I was not only scared when she threatened to leave me, but also when she went for her work trips. I was scared when she came home really late. I had lost three other people – my dad, my grandfather and my grandmother. I spent my childhood worrying that I would also lose my mother.
This fear of loss is something which is extremely difficult for me to acknowledge. For the reasons I brought out earlier. How can you potentially miss and yearn for someone who is not treating you nicely? Does this make you a doormat? Are you still a valuable person or should you be ashamed of this feeling?
Surely, it is easy to answer to these questions when we are talking about a child. For a child loosing their parent is always scary. No matter how abusive this parent is. But what if you carry those feelings to adulthood? What if you are constantly scared of losing people who are not treating you particularly nicely?
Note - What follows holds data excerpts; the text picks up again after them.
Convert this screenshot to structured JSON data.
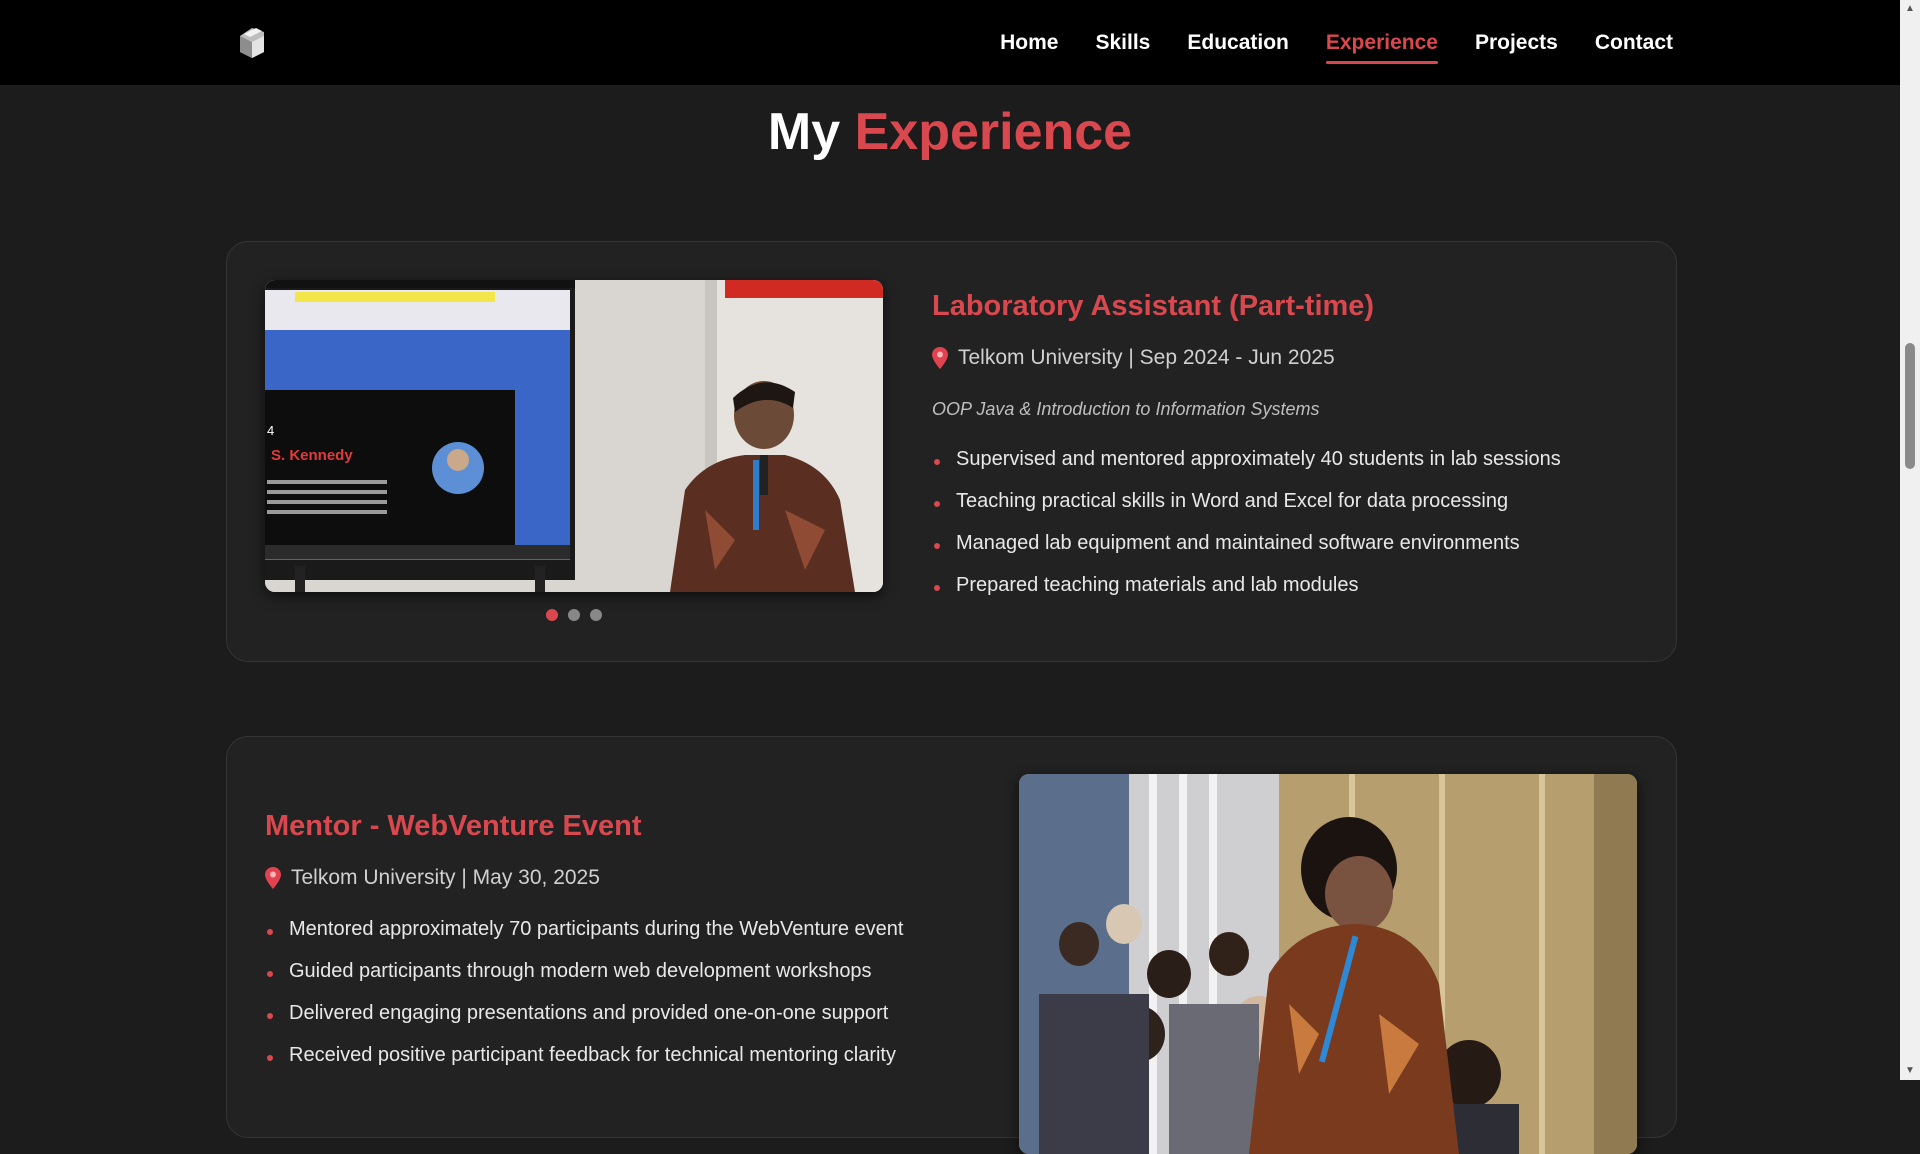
{
  "nav": {
    "items": [
      {
        "label": "Home"
      },
      {
        "label": "Skills"
      },
      {
        "label": "Education"
      },
      {
        "label": "Experience",
        "active": true
      },
      {
        "label": "Projects"
      },
      {
        "label": "Contact"
      }
    ]
  },
  "section": {
    "title_white": "My",
    "title_accent": "Experience"
  },
  "experience": [
    {
      "title": "Laboratory Assistant (Part-time)",
      "meta": "Telkom University | Sep 2024 - Jun 2025",
      "subtitle": "OOP Java & Introduction to Information Systems",
      "bullets": [
        "Supervised and mentored approximately 40 students in lab sessions",
        "Teaching practical skills in Word and Excel for data processing",
        "Managed lab equipment and maintained software environments",
        "Prepared teaching materials and lab modules"
      ],
      "screen_text": {
        "number": "4",
        "name": "S. Kennedy"
      },
      "carousel_dots": 3,
      "active_dot": 0
    },
    {
      "title": "Mentor - WebVenture Event",
      "meta": "Telkom University | May 30, 2025",
      "bullets": [
        "Mentored approximately 70 participants during the WebVenture event",
        "Guided participants through modern web development workshops",
        "Delivered engaging presentations and provided one-on-one support",
        "Received positive participant feedback for technical mentoring clarity"
      ]
    }
  ],
  "colors": {
    "accent": "#d9484e",
    "background": "#1c1c1c",
    "card": "#222222",
    "navbar": "#000000"
  },
  "icons": {
    "location": "map-pin-icon",
    "logo": "site-logo-icon"
  }
}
Being an adult who is afraid of letting go is somewhat shameful. We have all these concepts like codependent or pushover etc. In my case, feeling like I was a pushover for my whole childhood and finally getting angry at my mother for what she had done, made it impossible for me to explore all the fear that was still related to losing her. Somehow I thought that acknowledging this part would make me weak. It would be the most shameful aspect of my growing-up. The part that I still missed and also loved my mother.